Abstract

Most image-guided interventions rely on surgical tracking and image/model to patient registration to establish a spatial relationship between the patient and the pre- and intraprocedural images, by using surgical tracking and localization systems. In this work, we characterize the tracking, registration and navigation accuracy using two different surgical localization systems - the NDI Polaris Spectra optical tracking system and the NDI Aurora electromagnetic tracking system - in the context of an image-guided renal intervention, using a 3D printed life-size model of a patient-specific kidney phantom generated from a CT image.
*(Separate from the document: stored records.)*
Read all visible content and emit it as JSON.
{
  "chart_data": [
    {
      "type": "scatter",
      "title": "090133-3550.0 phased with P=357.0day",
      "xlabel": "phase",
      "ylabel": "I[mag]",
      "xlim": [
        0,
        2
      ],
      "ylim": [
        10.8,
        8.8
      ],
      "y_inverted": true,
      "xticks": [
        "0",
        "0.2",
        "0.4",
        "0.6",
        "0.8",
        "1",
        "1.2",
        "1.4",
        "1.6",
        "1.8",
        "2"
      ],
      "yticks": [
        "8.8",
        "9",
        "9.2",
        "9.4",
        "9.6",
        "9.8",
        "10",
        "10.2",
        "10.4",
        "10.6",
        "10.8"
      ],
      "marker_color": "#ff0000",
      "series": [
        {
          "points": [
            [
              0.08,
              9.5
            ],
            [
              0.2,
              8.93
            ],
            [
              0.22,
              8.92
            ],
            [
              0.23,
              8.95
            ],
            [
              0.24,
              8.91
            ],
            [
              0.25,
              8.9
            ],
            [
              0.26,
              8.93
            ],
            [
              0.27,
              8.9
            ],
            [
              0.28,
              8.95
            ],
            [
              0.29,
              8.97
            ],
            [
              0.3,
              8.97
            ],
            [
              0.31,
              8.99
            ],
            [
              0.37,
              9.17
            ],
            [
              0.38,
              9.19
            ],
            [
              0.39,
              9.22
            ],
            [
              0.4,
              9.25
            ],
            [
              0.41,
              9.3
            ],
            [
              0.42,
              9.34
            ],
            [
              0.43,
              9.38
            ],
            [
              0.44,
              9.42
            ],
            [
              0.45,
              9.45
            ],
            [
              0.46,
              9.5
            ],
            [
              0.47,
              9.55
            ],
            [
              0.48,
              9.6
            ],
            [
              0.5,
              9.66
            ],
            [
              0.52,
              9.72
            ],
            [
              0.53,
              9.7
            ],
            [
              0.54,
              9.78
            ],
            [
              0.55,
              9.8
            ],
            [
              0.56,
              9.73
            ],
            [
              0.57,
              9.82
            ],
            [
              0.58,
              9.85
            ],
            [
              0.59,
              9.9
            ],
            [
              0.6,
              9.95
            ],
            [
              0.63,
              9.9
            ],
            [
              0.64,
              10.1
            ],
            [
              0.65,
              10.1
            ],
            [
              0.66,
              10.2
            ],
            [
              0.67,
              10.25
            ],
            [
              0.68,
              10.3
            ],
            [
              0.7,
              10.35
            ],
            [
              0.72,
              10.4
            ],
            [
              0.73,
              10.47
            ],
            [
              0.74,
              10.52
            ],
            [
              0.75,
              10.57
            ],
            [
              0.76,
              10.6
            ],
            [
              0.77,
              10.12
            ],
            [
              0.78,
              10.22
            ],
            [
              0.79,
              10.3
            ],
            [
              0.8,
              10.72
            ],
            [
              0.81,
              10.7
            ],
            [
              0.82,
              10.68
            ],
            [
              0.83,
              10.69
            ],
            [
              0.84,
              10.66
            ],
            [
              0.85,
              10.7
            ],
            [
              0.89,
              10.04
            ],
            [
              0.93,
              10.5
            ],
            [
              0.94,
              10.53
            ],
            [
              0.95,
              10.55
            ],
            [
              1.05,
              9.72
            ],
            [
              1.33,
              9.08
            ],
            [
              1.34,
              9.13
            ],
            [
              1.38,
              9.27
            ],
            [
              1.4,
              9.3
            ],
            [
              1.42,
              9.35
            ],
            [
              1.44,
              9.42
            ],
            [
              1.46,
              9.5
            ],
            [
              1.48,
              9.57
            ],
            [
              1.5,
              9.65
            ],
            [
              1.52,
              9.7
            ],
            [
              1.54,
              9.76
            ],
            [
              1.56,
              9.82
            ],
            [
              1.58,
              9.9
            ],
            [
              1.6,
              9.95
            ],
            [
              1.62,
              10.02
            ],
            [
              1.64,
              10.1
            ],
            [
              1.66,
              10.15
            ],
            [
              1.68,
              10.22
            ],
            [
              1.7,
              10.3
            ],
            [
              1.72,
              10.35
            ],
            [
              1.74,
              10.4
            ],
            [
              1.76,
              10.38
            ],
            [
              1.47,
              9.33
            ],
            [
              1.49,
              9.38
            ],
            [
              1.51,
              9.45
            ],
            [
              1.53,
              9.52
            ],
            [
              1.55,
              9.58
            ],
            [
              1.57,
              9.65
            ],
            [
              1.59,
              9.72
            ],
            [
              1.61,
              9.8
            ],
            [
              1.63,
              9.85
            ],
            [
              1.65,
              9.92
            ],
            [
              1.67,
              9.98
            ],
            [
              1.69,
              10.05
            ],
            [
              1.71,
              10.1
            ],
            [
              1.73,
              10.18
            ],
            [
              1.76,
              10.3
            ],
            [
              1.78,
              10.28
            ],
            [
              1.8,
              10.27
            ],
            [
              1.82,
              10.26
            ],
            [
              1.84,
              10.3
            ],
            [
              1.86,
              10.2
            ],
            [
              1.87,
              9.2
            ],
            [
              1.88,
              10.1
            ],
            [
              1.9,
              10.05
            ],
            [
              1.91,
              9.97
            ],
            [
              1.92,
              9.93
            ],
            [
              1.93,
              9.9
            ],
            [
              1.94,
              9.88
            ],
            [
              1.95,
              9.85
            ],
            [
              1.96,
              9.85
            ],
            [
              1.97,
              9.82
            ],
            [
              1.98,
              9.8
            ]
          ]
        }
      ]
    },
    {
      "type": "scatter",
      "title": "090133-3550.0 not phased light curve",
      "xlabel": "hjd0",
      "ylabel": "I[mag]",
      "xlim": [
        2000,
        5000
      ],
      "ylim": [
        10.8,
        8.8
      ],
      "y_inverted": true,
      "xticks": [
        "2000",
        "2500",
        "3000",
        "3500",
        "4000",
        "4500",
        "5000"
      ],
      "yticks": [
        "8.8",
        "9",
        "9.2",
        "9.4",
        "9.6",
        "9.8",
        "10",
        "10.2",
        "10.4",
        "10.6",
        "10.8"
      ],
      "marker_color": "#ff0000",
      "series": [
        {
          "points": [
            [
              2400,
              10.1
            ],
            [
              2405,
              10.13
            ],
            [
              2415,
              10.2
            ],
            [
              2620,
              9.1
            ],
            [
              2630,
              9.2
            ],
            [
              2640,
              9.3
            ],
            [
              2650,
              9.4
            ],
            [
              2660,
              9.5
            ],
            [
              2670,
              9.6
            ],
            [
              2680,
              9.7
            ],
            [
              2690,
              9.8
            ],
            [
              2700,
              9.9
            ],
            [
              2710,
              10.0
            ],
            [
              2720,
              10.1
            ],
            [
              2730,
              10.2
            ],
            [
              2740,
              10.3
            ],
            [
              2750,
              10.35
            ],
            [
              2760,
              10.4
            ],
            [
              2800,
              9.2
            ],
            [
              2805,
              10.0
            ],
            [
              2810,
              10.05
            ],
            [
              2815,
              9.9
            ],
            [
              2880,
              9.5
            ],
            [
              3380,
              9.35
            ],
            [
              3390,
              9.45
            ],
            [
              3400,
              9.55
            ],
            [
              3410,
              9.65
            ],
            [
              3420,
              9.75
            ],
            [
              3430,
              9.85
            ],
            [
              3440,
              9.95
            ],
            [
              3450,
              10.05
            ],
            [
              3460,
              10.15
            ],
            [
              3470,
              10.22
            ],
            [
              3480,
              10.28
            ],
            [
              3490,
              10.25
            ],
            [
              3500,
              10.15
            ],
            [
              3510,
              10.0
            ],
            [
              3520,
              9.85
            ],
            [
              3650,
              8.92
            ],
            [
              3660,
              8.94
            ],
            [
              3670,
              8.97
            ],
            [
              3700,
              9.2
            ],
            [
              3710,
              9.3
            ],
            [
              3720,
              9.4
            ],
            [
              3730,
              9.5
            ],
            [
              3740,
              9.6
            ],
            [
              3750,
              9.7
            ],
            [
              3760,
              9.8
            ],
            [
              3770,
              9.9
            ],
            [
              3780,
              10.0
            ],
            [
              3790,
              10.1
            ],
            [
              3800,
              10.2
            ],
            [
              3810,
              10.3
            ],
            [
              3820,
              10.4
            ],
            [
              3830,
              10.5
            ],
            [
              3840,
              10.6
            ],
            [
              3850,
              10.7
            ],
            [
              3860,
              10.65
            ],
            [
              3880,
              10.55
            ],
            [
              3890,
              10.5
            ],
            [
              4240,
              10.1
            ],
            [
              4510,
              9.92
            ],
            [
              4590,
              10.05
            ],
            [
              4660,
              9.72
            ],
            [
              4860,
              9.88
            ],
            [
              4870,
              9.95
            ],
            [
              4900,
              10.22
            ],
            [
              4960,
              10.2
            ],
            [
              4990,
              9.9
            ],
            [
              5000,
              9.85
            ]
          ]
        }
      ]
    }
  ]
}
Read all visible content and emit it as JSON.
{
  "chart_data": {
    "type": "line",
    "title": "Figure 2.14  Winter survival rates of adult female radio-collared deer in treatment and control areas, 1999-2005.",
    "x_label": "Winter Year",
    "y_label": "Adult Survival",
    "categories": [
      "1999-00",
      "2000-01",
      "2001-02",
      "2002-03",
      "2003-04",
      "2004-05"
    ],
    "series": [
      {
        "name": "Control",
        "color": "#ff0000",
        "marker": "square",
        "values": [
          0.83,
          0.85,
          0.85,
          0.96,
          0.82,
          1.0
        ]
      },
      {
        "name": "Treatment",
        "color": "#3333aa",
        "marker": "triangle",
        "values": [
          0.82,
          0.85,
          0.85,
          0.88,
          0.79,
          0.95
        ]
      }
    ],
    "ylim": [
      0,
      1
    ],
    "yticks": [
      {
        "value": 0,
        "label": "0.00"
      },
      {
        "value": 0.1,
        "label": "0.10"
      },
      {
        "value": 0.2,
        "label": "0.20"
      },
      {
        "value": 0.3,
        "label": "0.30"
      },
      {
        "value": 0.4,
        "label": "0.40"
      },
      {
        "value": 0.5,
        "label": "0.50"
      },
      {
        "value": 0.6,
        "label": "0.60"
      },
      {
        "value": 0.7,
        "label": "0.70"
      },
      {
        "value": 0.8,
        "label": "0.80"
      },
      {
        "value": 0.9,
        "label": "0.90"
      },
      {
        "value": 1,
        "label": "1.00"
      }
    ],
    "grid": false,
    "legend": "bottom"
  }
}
Our results reported a 0.05 mm fiducial localization error, 0.70 mm fiducial registration error, and 0.78 mm target registration error, and 0.63 mm overall navigation error using the optical tracking, and 0.12 mm fiducial localization error, 0.78 mm fiducial registration error, 0.93 mm target registration error and 0.89 mm overall navigation error using electromagnetic tracking. Additionally, our study also showed similarity between the overall navigation accuracy using optical (0.63 mm RMS error) or electromagnetic tracking (0.89 mm RMS error) and the overall navigation accuracy achieved using direct visualization of the surgical scene (0.68 mm and 1.06 RMS error respectively), which serves as a baseline control metric.